Alexandra Henzinger

MIT

Position: Ph.D. Candidate
Rising Stars year of participation: 2024
Bio

Alexandra Henzinger is a fifth-year Ph.D. student in the Parallel and Distributed Operating Systems (PDOS) group at MIT, advised by Henry Corrigan-Gibbs. Alexandra works on building computer systems that provably protect their users’ security and privacy. Much of her recent work has focused on private information retrieval, from designing cryptographic protocols to building a private search engine. Alexandra’s research is supported by an NSF GRFP fellowship and an MIT EECS Great Educators fellowship. Before coming to MIT, Alexandra graduated from Stanford with a B.S. with honors in Computer Science.

Areas of Research
  • Computer Systems
Privacy in internet-scale systems

When we use today’s digital services, we entrust them with our data—search queries, chatbot logs, and much more. In doing so, we leave behind a digital footprint that reveals our entire lives, ranging from where we are to what we want. Users pay the price for this lack of privacy: if our trust in the service is misplaced, our sensitive information may be stored, stolen, sold, and ultimately used against us.
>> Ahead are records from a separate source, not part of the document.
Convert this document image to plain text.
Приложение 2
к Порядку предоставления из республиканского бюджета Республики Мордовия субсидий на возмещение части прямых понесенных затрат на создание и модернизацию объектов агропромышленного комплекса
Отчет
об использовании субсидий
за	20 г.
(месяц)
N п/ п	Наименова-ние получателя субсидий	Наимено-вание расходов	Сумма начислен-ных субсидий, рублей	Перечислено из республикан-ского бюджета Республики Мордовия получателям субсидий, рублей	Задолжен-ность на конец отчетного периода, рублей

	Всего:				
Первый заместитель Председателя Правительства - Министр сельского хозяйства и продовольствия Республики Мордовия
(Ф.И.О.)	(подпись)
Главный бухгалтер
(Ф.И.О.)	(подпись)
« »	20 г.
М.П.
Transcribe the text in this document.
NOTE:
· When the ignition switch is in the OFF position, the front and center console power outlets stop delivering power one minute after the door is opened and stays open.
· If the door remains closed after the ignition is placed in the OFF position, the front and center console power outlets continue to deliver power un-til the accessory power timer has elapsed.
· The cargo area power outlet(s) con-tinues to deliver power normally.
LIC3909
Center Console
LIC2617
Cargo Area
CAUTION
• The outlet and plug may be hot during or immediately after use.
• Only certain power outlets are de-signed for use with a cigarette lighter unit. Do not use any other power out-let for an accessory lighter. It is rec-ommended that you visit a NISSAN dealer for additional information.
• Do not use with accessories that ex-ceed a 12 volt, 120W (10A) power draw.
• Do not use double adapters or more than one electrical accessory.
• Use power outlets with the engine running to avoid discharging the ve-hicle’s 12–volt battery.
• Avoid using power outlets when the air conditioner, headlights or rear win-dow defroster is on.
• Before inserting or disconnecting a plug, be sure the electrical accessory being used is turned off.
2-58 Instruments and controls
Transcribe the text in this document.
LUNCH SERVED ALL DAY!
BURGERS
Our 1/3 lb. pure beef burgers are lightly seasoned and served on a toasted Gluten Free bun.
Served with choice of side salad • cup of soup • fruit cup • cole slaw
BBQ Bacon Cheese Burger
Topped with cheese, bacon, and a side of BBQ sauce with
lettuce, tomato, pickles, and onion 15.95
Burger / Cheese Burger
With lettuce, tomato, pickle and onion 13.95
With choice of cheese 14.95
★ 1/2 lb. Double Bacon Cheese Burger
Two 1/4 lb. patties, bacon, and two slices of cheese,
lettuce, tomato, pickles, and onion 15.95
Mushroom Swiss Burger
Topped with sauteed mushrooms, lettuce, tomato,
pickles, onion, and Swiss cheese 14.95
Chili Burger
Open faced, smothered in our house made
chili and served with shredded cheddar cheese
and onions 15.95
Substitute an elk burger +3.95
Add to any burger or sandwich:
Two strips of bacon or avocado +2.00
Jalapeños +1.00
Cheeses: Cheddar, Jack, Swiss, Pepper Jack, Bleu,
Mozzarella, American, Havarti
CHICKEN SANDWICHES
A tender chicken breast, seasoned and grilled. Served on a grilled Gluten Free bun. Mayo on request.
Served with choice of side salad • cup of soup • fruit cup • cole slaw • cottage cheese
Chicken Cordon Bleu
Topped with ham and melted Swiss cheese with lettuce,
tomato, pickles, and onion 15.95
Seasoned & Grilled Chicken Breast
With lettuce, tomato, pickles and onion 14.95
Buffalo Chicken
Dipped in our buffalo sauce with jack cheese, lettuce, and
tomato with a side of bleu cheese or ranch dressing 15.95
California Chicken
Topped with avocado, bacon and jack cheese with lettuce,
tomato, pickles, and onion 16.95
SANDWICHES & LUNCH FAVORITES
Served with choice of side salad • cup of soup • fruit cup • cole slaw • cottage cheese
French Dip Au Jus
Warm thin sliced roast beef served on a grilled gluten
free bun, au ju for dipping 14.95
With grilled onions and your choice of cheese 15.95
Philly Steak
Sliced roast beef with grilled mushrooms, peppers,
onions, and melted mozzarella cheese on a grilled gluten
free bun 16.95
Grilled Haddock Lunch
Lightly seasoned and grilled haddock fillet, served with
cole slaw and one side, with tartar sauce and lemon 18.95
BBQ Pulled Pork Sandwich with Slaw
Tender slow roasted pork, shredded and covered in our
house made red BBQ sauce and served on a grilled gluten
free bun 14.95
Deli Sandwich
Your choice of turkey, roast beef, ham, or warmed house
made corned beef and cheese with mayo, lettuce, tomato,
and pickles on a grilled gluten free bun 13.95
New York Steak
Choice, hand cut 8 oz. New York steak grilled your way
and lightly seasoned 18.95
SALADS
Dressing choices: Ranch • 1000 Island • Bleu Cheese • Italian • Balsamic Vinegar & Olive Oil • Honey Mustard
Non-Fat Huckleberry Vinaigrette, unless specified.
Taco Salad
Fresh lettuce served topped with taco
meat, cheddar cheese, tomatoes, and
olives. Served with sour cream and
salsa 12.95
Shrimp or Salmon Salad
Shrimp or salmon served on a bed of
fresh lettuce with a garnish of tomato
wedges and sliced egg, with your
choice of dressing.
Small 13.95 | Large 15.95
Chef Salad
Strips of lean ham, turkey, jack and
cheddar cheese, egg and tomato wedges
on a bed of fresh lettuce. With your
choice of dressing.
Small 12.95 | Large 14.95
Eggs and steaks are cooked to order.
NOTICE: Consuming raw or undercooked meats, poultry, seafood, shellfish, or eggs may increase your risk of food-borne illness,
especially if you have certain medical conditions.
My research builds computer systems that provide their users with rigorous guarantees of security and privacy—for example, a mathematical promise that no component or operator will ever learn user data. To this end, my work (1) develops efficient cryptographic tools to run private computations at scale, (2) combines them with techniques from data structures and machine learning to solve a range of private-information-retrieval tasks, and (3) designs a private web-search engine, that can search over hundreds of millions of webpages in seconds while learning nothing about what its users are searching for.